Fake hate crimes not new

Gently, gentlemen. Such words are combative and uncalled for.

They are also illustrative of what can go scarily wrong when otherwise intelligent humans cleave too tightly to a general concept which should be laudible but often runs straight for the endstop of extremism. Racism is a many edged blade and it tends to cut everyone that handles it, one way or the other.

Hopefully we can discuss this powder-keg without making it explode.
 
Because, Mr Orwell, the idea of hate crimes legislation turns my stomach. Hate crime laws are an assault on freedom of not only speech, but thought.
OK, how about this: James Earl Ray killed Martin Luther King Jr, this we all know, suppose now, that he committed that murder, not because he was a racist scumbag, but, because he didn't like the way Reverend King drove, would that make it less of a crime? Of course not, you and your ilk, however, would have any crime motivated by a bias more of a crime than others. Both ideas are patently ridiculous, that so many people don't understand that is scary.

I'm afraid, perhaps, that you don't understand.

Hate crimes legislation can neither restrict free speech or thought-though, and I'll get to this, it's possible that its interpretation and prosecution can.

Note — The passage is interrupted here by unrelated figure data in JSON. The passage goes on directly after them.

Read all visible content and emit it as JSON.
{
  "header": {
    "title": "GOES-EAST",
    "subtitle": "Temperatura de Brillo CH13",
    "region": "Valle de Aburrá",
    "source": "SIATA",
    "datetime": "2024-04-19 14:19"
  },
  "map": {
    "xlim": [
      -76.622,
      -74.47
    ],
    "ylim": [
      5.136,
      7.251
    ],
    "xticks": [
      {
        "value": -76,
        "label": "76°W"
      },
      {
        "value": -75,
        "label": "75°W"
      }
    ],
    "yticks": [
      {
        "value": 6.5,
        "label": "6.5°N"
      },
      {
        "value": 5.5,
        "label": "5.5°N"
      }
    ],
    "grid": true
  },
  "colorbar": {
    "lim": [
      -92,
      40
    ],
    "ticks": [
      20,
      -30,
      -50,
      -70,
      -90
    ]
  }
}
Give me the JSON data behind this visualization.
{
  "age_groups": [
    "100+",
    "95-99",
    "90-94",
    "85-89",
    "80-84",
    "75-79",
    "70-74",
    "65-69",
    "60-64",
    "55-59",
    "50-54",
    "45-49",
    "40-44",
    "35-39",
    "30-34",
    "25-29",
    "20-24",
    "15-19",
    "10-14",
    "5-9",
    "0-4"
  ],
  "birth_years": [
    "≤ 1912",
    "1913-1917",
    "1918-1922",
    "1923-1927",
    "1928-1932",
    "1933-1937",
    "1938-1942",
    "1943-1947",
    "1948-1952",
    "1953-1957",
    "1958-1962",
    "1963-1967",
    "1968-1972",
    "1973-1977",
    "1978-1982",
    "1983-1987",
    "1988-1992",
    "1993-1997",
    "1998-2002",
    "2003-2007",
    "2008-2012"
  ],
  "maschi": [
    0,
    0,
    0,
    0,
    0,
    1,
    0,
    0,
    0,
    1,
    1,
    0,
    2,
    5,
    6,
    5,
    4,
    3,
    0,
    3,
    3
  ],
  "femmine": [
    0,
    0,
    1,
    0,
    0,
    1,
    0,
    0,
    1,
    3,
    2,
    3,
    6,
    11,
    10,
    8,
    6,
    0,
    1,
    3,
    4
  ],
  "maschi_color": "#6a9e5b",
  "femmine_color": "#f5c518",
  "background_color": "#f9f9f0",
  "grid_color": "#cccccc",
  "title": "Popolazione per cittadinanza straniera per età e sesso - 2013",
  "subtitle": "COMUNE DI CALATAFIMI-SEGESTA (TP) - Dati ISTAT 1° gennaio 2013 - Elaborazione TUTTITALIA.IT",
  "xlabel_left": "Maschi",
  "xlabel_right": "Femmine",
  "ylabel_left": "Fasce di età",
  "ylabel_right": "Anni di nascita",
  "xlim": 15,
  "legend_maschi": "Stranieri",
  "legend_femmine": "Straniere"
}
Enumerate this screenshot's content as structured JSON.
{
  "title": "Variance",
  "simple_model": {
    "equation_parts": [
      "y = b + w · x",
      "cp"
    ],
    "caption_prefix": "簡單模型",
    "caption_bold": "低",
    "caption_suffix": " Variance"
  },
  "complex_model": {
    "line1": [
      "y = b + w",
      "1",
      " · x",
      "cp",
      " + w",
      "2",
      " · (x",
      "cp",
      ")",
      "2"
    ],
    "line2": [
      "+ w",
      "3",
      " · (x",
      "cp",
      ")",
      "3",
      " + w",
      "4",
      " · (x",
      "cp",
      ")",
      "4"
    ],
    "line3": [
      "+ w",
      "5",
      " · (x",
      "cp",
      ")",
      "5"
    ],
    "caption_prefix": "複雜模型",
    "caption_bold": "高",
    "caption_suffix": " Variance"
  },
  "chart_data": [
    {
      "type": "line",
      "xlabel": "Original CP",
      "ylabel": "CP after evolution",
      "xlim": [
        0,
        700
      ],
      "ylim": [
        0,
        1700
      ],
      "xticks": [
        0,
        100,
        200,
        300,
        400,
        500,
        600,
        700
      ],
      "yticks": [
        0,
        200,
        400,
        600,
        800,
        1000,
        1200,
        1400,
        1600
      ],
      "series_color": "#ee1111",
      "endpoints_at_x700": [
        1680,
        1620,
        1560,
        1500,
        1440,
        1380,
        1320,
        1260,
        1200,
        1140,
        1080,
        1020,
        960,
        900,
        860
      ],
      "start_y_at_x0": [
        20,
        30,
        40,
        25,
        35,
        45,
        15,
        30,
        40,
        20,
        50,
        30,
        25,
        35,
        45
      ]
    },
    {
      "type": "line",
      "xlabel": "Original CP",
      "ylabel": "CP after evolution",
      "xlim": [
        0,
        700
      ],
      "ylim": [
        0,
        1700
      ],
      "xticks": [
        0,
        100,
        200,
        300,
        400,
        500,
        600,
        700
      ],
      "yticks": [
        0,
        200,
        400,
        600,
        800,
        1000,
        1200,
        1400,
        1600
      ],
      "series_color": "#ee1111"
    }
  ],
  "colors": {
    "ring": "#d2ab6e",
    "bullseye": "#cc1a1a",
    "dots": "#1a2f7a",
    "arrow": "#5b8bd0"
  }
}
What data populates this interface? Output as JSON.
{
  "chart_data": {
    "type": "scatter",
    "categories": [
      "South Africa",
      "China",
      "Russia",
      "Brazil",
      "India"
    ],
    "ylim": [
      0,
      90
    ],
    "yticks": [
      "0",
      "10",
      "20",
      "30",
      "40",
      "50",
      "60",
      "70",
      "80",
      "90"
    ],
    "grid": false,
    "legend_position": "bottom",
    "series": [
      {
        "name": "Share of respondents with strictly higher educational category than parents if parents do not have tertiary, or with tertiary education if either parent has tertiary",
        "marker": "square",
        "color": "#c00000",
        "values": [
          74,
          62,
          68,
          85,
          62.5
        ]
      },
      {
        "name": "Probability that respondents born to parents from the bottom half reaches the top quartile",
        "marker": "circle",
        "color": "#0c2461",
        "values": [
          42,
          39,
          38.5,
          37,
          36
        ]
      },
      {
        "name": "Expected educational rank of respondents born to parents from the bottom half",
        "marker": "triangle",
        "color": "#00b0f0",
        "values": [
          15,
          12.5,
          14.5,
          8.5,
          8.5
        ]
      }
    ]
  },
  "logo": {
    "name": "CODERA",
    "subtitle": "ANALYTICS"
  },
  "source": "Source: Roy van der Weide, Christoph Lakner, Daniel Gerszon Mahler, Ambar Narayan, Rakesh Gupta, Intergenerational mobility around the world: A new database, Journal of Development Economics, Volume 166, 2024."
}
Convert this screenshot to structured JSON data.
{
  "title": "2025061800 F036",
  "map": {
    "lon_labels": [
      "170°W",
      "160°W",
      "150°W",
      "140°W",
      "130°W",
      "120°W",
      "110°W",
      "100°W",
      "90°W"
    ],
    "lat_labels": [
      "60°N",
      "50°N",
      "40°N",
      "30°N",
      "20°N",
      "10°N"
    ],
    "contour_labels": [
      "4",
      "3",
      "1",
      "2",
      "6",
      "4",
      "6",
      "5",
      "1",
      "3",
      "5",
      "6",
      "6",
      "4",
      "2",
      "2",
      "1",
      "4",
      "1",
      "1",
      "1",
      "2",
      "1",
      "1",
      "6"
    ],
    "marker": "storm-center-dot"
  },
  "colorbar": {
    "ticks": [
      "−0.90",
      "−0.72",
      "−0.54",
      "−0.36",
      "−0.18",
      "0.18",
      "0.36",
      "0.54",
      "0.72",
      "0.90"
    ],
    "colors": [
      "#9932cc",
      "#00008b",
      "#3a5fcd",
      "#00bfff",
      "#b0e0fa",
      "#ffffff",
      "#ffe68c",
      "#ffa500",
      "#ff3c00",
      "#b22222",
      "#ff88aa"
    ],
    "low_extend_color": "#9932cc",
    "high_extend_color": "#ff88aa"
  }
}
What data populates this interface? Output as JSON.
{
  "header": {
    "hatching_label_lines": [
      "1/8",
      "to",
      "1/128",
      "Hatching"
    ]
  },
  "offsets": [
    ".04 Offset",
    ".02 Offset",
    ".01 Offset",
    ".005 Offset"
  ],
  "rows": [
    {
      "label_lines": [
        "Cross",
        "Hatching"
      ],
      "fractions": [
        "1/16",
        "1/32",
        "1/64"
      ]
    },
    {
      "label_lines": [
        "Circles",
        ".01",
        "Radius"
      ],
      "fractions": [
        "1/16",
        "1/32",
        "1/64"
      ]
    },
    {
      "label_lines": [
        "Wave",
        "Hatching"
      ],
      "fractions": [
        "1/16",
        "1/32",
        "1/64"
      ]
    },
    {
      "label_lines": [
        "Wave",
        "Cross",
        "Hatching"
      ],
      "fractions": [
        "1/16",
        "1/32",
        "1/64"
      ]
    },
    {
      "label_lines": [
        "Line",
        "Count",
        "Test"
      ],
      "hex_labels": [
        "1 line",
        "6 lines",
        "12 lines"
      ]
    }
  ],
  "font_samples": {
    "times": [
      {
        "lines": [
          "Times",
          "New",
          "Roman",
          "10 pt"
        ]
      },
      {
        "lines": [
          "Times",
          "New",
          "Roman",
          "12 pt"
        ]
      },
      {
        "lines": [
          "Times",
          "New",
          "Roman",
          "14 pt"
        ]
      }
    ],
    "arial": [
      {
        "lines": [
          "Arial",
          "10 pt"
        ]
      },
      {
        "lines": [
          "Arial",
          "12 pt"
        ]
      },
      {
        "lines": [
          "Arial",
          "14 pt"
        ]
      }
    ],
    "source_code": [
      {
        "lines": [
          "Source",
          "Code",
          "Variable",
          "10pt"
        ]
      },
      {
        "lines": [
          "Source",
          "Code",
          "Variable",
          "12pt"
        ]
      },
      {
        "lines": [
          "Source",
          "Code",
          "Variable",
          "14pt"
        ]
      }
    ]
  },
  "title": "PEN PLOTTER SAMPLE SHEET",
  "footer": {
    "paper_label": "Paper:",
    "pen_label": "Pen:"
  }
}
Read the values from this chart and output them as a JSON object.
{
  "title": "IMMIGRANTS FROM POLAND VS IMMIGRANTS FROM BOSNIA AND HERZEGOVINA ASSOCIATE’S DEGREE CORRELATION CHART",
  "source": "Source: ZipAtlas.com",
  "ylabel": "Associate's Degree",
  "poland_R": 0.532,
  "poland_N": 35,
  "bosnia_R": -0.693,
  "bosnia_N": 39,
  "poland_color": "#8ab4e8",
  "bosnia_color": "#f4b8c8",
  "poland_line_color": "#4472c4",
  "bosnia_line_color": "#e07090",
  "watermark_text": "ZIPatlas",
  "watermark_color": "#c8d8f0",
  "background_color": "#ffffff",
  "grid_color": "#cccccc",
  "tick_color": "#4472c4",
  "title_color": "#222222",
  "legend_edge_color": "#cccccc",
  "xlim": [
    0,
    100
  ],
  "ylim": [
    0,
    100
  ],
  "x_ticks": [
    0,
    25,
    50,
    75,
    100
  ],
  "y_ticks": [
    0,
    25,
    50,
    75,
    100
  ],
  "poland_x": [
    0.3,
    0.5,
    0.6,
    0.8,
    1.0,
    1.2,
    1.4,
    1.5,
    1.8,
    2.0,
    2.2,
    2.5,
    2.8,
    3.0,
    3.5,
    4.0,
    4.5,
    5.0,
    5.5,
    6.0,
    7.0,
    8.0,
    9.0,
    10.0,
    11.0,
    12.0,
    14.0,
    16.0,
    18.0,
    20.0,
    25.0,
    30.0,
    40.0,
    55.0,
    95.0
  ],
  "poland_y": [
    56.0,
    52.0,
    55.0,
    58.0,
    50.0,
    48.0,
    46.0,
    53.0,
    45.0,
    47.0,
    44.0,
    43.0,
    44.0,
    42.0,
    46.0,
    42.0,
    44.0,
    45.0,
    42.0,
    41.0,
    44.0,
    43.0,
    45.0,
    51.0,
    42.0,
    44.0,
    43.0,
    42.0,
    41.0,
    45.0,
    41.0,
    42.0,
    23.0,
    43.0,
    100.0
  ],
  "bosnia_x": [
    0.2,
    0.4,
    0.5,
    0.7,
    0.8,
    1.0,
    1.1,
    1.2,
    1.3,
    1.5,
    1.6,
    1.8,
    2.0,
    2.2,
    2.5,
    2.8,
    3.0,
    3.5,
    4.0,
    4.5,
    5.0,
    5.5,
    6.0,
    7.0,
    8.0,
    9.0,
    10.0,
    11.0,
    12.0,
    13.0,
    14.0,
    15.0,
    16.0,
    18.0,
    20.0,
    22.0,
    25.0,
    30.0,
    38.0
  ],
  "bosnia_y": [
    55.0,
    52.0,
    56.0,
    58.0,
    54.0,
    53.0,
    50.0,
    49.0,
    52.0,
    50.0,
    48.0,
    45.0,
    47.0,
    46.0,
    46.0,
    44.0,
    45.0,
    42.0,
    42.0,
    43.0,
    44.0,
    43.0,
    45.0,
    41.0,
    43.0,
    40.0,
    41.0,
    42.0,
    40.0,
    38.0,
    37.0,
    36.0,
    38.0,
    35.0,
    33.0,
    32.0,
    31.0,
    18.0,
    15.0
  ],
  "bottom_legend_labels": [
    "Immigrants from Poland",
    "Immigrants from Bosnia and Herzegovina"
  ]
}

In the meantime, though, I'll point out that there's nothing preventing the fellows over at the Stromfront ("White pride world wide"-btw, they have a rather long "sticky" thread there on "hate crime hoaxes..:rolleyes: :lol: ) from preaching hate daily, and that the 1st Amendment rights of various Christian Identity churches aren't being infringed upon. I'll also point out that up until very recently, in very many places in the United States it was illegal for my wife and I to be married. While it's no longer the law, it is still the right of anyone who thinks that "mixed race" marriages are wrong to go on thinking it, and to say as much. They can't, of course, shoot us down for walking hand in hand, and I think it's a good thing that there are laws that bring an additional level of penalty for anyone who might perpetrate such a crime.

However, just as RICO statutes have been more broadly applied than what was originally intended, and sometimes abused, there are also potentials for abuse of hate crime legislation. It's entirely possible that if an individual from one of the organizations I mentioned were to commit a hate crime, that the prosecution might extend to the organizations themselves, for fomenting the thought that became the action. This just might be an abuse-though some, like Marginal, might call it just...in the end, though, it would be up to a jury, if such a case were to come to trial.

The notion, then, that hate crimes legislation are an affront to free speech, and free thought, is a blatant canard-one usually foisted upon us by media pundits with little or no stake in the matter, or politicians trying to curry favor with a segment of their constituency

As for "hate crimes" themselves, I believe a recent FBI report indicates that whites are more likely to be victims of hate crimes than perpetrators...
 
Sorry Marginal, I took you the wrong way - remember ... smileys are a posters best friend (after grammar and spelling ... and a computer ... and not using too many ellipses) :).

Good post above too Elder. I don't concur with you fully but you make a good case (and by the sounds of it have 'grass-roots' experience to draw on too).
 
Eh. I was joking in the last post regardless. Can't take much offense to being called "Orwell" since I don't recall 1984 being pro thought control.
1984 isn't the only book Orwell wrote, the "All pigs are equal"/"Some pigs are more equal than others" is out of Animal Farm, by the way. I guess that misunderstanding is my fault, I erroneously gave you too much credit.
 
1984 isn't the only book Orwell wrote, the "All pigs are equal"/"Some pigs are more equal than others" is out of Animal Farm, by the way. I guess that misunderstanding is my fault, I erroneously gave you too much credit.
No worries.
 
There are fake reports of many different crimes, usually ones which are getting a lot of publicity at the time. People do it out of spite, for monetary or legal gain, to cover what really happened... and a hundred other bad excuses. Fakes have been around a long time.

No sooner were there greater societal focuses on child abuse, hate crimes, insurance fraud.... than the fake claims came pouring in along with the real ones. False reporting to police is in no way confined to, or peculiar to, hate crimes. There have even been fake Katrina and 9/11 claims.

Besides proving there are a lot of liars and fakers out there, what does false reporting prove? I know of one incident where a prominent Jewish lawyer had swastikas painted on his house.... turns out his own son did it. BUT ........ that in no way provides any evidence that real anti-semitic incidents are not disturbingly plentiful.

There was just a story of where a female attorney faked her own abduction - so, does that mean that women are not being kidnaped, raped and murdered across the country? Of course not.

While condemning the ever present fakes, let's not draw the wrong conclusions.